Right now, I have a queue, with multiple producers and single consumer.
Consumer thread开发者_StackOverflow中文版 operation is slow. Also, consumer takes element from queue through a peek operation, and until the consumption operation is complete, the element cannot be removed from the queue. This is because the producer thread as a side operation also takes a snapshot of all elements that are not fully processed at that point in time.
Now, I want to change my code to support multiple consumers. So, lets say I have three threads, one thread will take the first element, which can be read through a peek operation. The second consumer thread can go for the second element, but I have no way of retrieving that since queue dosn't support retrieving the second element.

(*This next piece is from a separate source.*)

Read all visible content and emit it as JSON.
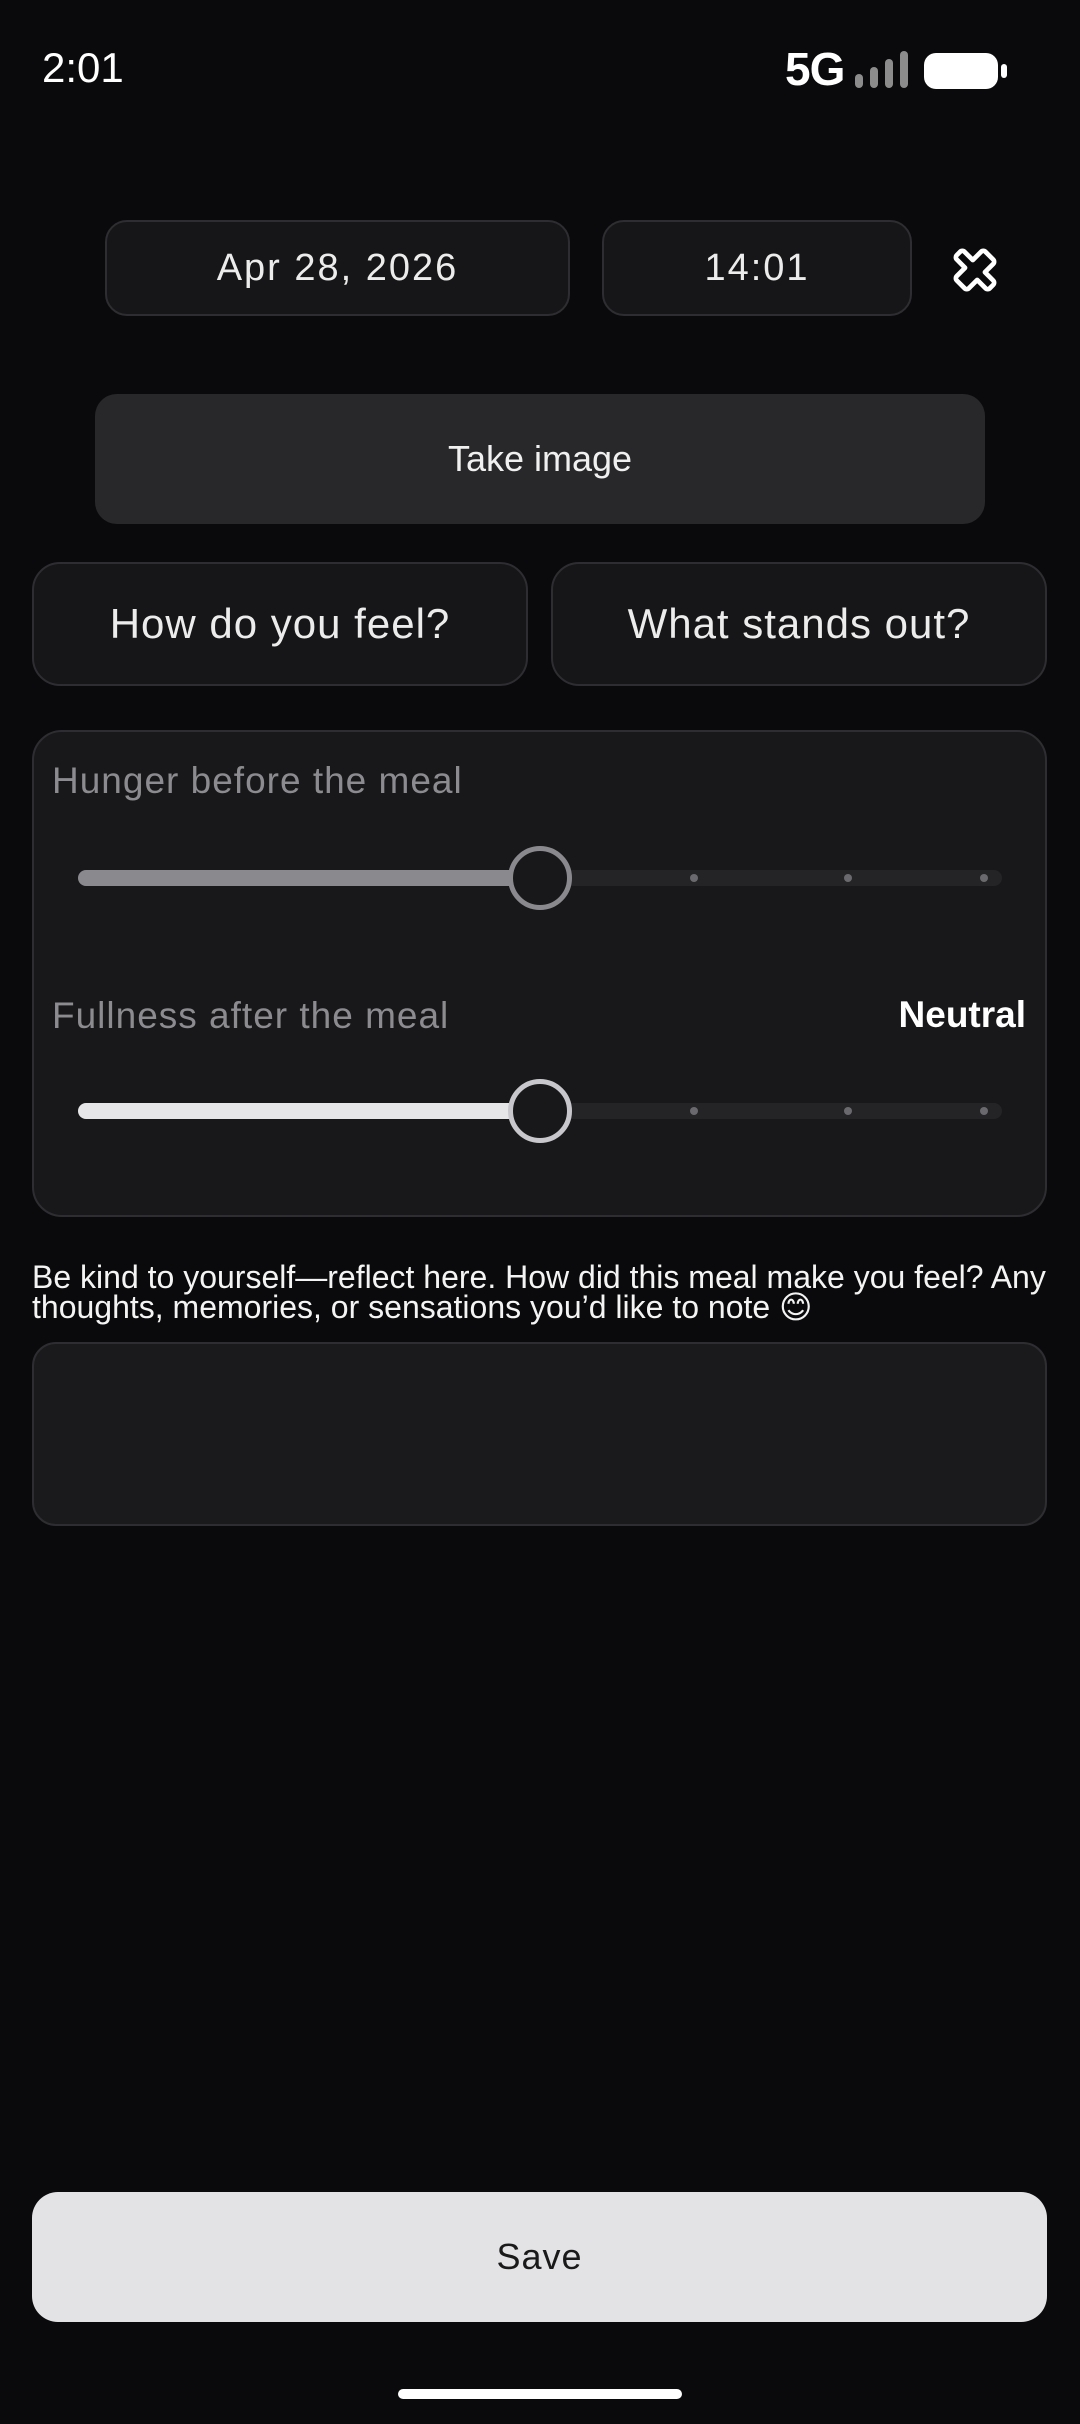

So, the option to use a standard ConcurrentLinkedQueue (which I am using right now) is out.
I am thinking of using a priority queue, but then I will have to associate with each element a flag that tells me if this element is already being used by some thread or not.
Which data structure is most suited to this problem?
It sounds like you should really have two queues:
- Unprocessed
- In progress
A consumer would atomically (via a lock) pull from the unprocessed queue and add to the in-progress queue. That way multiple consumers can work concurrently... but the producer can still take a snapshot of both queues when it needs to. When the consumer is finished with a task, it removes it from the in-progress queue. (That doesn't really need to be a queue, as nothing's "pulling" from it as such. Just some collection you can easily add to and remove from.)
Given that you'll need locking to make the transfer atomic, you probably don't need the underlying queues to be the concurrent ones - you'll be guarding all shared access already.
I'd agree with Jon Skeet (+1) in that you need two stores for recording waiting and in-progress items. I would use a LinkedBlockingQueue
and have each of your consumers call take()
on it. When an element arrives on the queue it will be taken by one of the consumers.
Recording what is in progress and what is completed would be separate operation. I would maintain a HashSet
of all the items that have not yet completed and my producer would first (atomically) add the item to the HashSet of non-completed items and then pop the item on the queue. Once a consumer have finished it's work, it removes the item from the HashSet.
Your producer can scan the HashSet to determine what is outstanding.